Pre-Postmodern Elvis

Photo by Jack GouldThere are so many different kinds of bad taste. Take (please!) the Overstuffed Elegance model (gilded Rococo chairs with ropes across them; grand pianos with signs requesting that you not play them; arrangements of big ostrich feathers in vases like in that one hideous early 1980s Rod Stewart video in which he's so loaded they have to keep him on a settee because he's about as steady on his feet as Kelsey Grammer). Or one could go Overblown Stubble—best realized in Miami Vice, in teal and magenta and neon and etched glass. Or there's the always-popular Trailer Trash Vulgarian kind of bad taste of the Trinity Broadcasting Network, which still, like a crack mom, has its Christmas decorations up, bringing down the neighbors' property values. They might as well put a couple of cars up on blocks on the front lawn.

Garden Grove's Crooner's Lounge, billed as an Elvis shrine with garlic tacos, is appointed in disappointingly good taste. I mean, it's not in good taste, like, say, my living room, which is in a really good taste kind of bad taste. But it's not in bad taste either, and I don't think it's really very fair to offer up an Elvis shrine that's not in bad taste. Where's the red-velvet wallpaper? Where are the mirrors? Where are the extraneous beads and shiny white leather, with fringe? Where's the shag carpet, for God's sake?

The classic Graceland model of shiny brothel hideousness—an obvious fit for an altar to the Big E—could so easily have been built and stocked (like one stocks a pond with trout) with extra barflies from the red-velvet-wallpapered Fling.

But it is not to be. Instead, the Crooner's Lounge at Azteca is full of blond wood and perfectly framed totems. Add a couple of ferns, and it could be Cheers. Add boring, corporate, aging frat-boy types, and it could be the Hard Rock Caf.

It has none of these things. It has some locals hanging out quietly at the bar while the movie Fun in Acapulco plays in the corner. And it has JJ, the owner/bartender, a well-tanned Elvis who just might be the biggest work of art in the place. Rrrowwr!

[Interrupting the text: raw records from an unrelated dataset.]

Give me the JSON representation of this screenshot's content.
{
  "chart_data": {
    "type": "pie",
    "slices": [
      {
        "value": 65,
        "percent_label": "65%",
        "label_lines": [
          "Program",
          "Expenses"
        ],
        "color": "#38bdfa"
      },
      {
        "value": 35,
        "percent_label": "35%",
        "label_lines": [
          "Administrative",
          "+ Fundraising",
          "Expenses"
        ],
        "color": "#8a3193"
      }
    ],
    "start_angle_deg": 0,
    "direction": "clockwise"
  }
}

JJ, of course, is a true believer in the Legend—the Elvis Archetype, if you wanna get all Jungian about it. And there is no irony here. If irony were iron, this place would be anemic. This is Elvis before Postmodernism—pre-postmodern Elvis, if you will.

JJ does not present bronze reliefs of Young Elvis and Fat Elvis together as one for your amusement. He does not hide behind a smirk of ironic detachment. He does not present frolicking kitty cats and then sneer, “Just kidding!” He does not envelop his Elvae in holy robes and beads of veneration befitting the Holy Mother as you and I might in order to construct a commentary on pop culture as American civil religion. JJ's Elvae are not kitsch.

Thomas Woodruff is a neo-Victorian tattooed motherfucker of a painter out of New York. I use each of these adjectives so you'll understand why I asked him (some years ago) if he really meant his happy babies and kittens chasing butterflies or if, instead, they were meant to mock the simple-hearted. I thought he was going to knock me down. He glared and then almost bellowed, “I mean them!” I asked no more questions.

Margaret Keane and her big-eyed tots are big again with the Silver Lake crowd—just as they used to be big with hausfraus. Long Beach's Long Gone John, a recording impresario, was way ahead of the curve; he's been collecting Keanes forever.

But there's always the excuse of Gen-X nostalgia—a nostalgia that's always masked with irony. JJ doesn't do irony. He presents his Elvae straight, no chaser.

Here is what JJ has, among much else: big Elvis sunglasses on a shelf; Elvis' stationery from the 1960s; a ticket to a concert Elvis would have performed had he lived; autographs of Elvis' costars, like OC resident (and OC Weekly cover girl) Jeanne Carmen, who's a regular at the lounge; a lei that Elvis may have worn, but JJ has no way to document that, so he leaves the issue alone; a picture disc from “Paradise Hawaiian Style”; a portrait that could have been done by Nagel; and a poster of a giant Elvis head peering out of the clouds like God almighty.

But if Elvis is a god in the Crooners Lounge, he's a Protestant god, not a Catholic one. The holy relics—like John the Baptist's little toe or a toothpick-sized piece of the True Cross—aren't gilded and flashy and bejeweled; they're simple and scrubbed and low-key.

But in this Jubilee Year (thanks, pope!) we need a little more Hollywood-style glitz, a little more razzmatazz before we genuflect. Asceticism in art, like grunge, is so 1990s.